Released in July 2016, the app named Hijrah Diri-Homoseksualiti was designed to help the LGBTQ+ community “return to nature” and was initially shared on the Malaysian government’s Twitter account by the Islamic development department. The app claimed it would enabled LGBTQ+ individuals to return to a state of “purity” or “nature”, accompanied by an eBoook detailing the experience of an anonymous gay man who “abandoned homosexual behavior” and sexual urges during the Ramadan.
Google investigates apps that are flagged to ensure they are not in violation of their Play store policies.

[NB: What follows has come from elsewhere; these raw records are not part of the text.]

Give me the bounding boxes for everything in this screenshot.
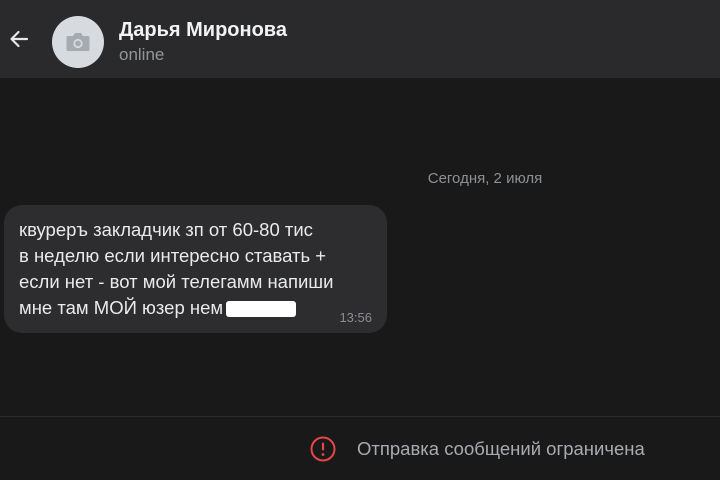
chat-header: Дарья Миронова online <box>0 0 720 78</box>
arrow-left-icon <box>10 30 29 48</box>
message-text: квуреръ закладчик зп от 60-80 тис в неде… <box>19 217 371 321</box>
message-line: в неделю если интересно ставать + <box>19 245 327 266</box>
camera-icon <box>66 33 90 51</box>
contact-name[interactable]: Дарья Миронова <box>119 19 287 42</box>
alert-circle-icon <box>310 436 336 462</box>
redaction-mark <box>226 301 297 317</box>
message-line: мне там МОЙ юзер нем <box>19 297 224 318</box>
message-time: 13:56 <box>339 310 372 325</box>
back-button[interactable] <box>2 22 36 56</box>
restriction-notice: Отправка сообщений ограничена <box>357 438 645 459</box>
avatar[interactable] <box>52 16 104 68</box>
date-separator: Сегодня, 2 июля <box>427 170 543 187</box>
message-line: квуреръ закладчик зп от 60-80 тис <box>19 219 313 240</box>
message-line: если нет - вот мой телегамм напиши <box>19 271 334 292</box>
contact-status: online <box>119 45 165 64</box>
message-bubble[interactable]: квуреръ закладчик зп от 60-80 тис в неде… <box>4 205 387 333</box>
composer-restricted-bar: Отправка сообщений ограничена <box>0 417 720 480</box>
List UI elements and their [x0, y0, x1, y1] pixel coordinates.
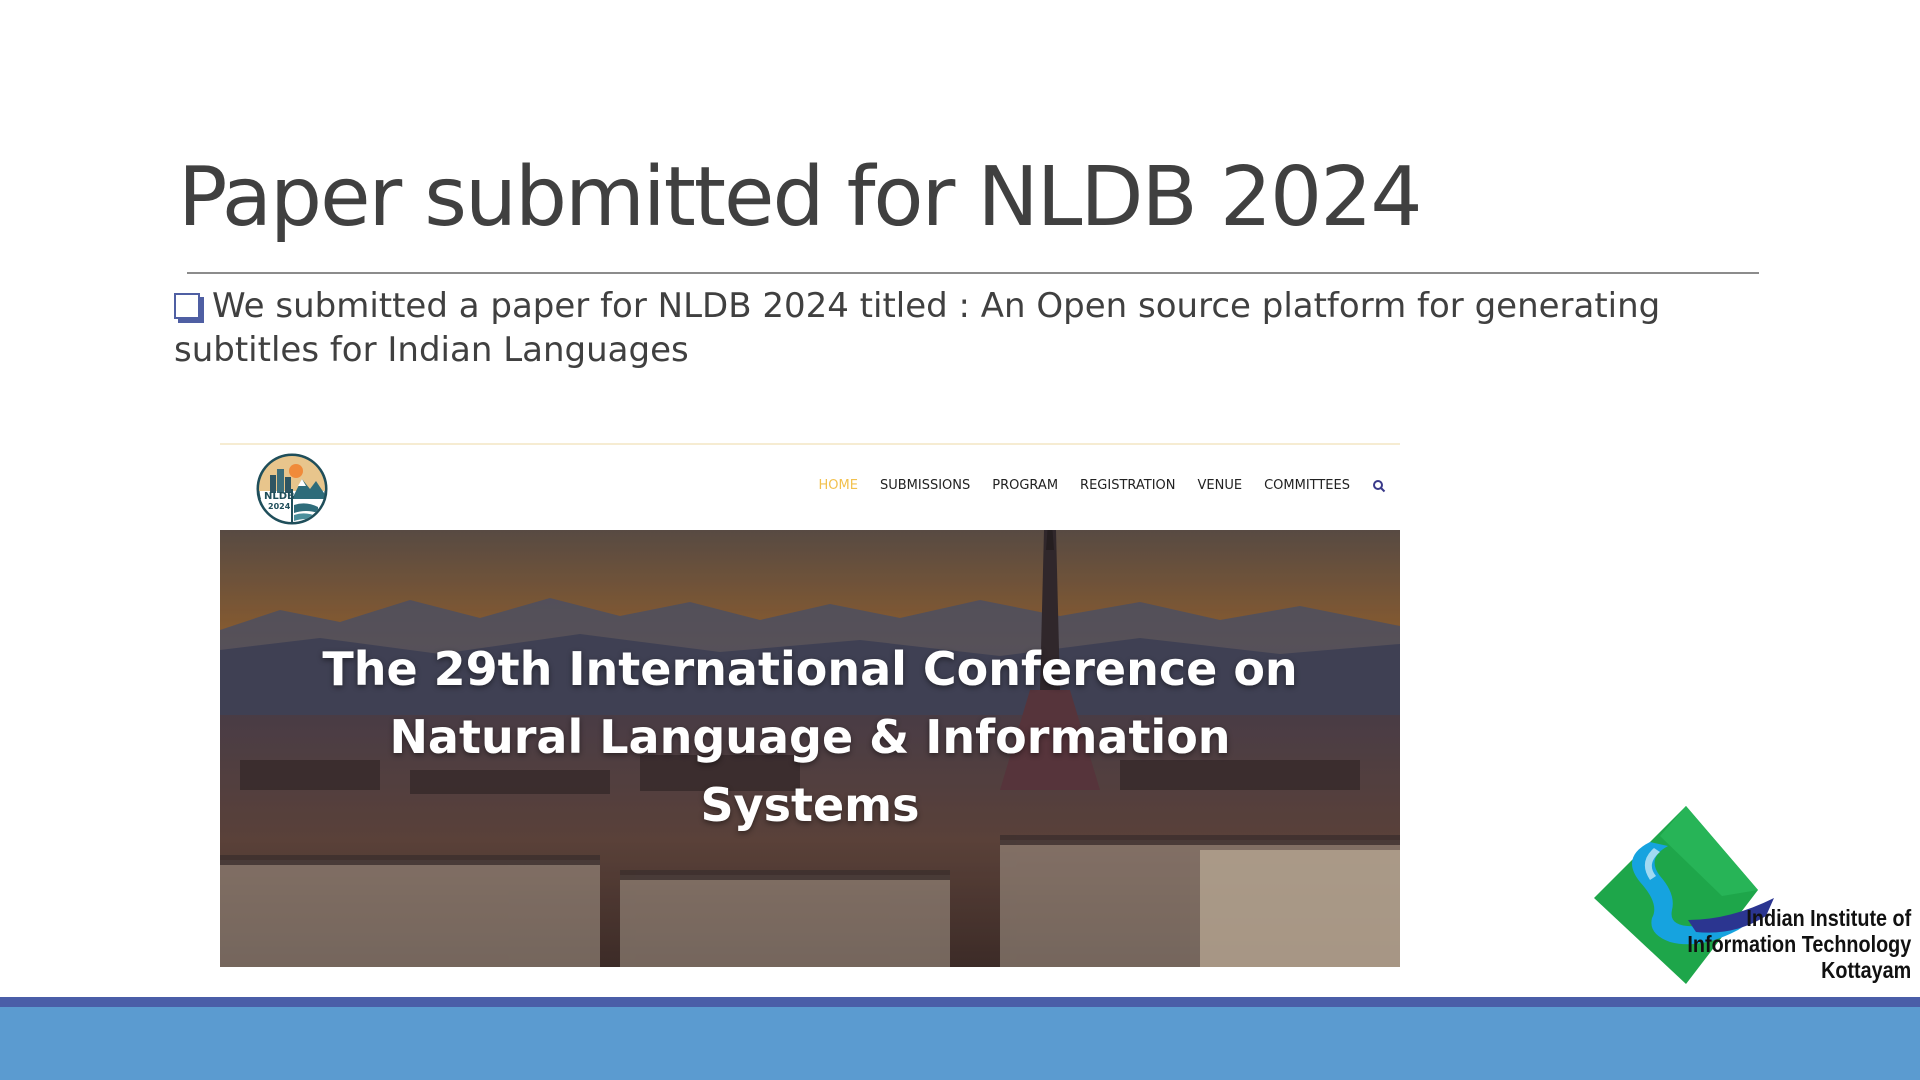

Google’s Deceptive Behavior policy includes the following:
We don’t allow apps that attempt to deceive users or enable dishonest behavior including but not limited to apps which are determined to be functionally impossible. Apps must provide an accurate disclosure, description and images/video of their functionality in all parts of the metadata. Apps must not attempt to mimic functionality or warnings from the operating system or other apps. Any changes to device settings must be made with the user’s knowledge and consent and be reversible by the user.
Malaysia’s LGBTQ+ laws currently ban same-sex relations and non-normative gender expression.
The Google Play store has previously removed other apps for similar reasons. In 2019, an app was removed from a US-based group, Living Hope Ministries, promoted conversion therapy. The app suggested that users could “pray the gay away”.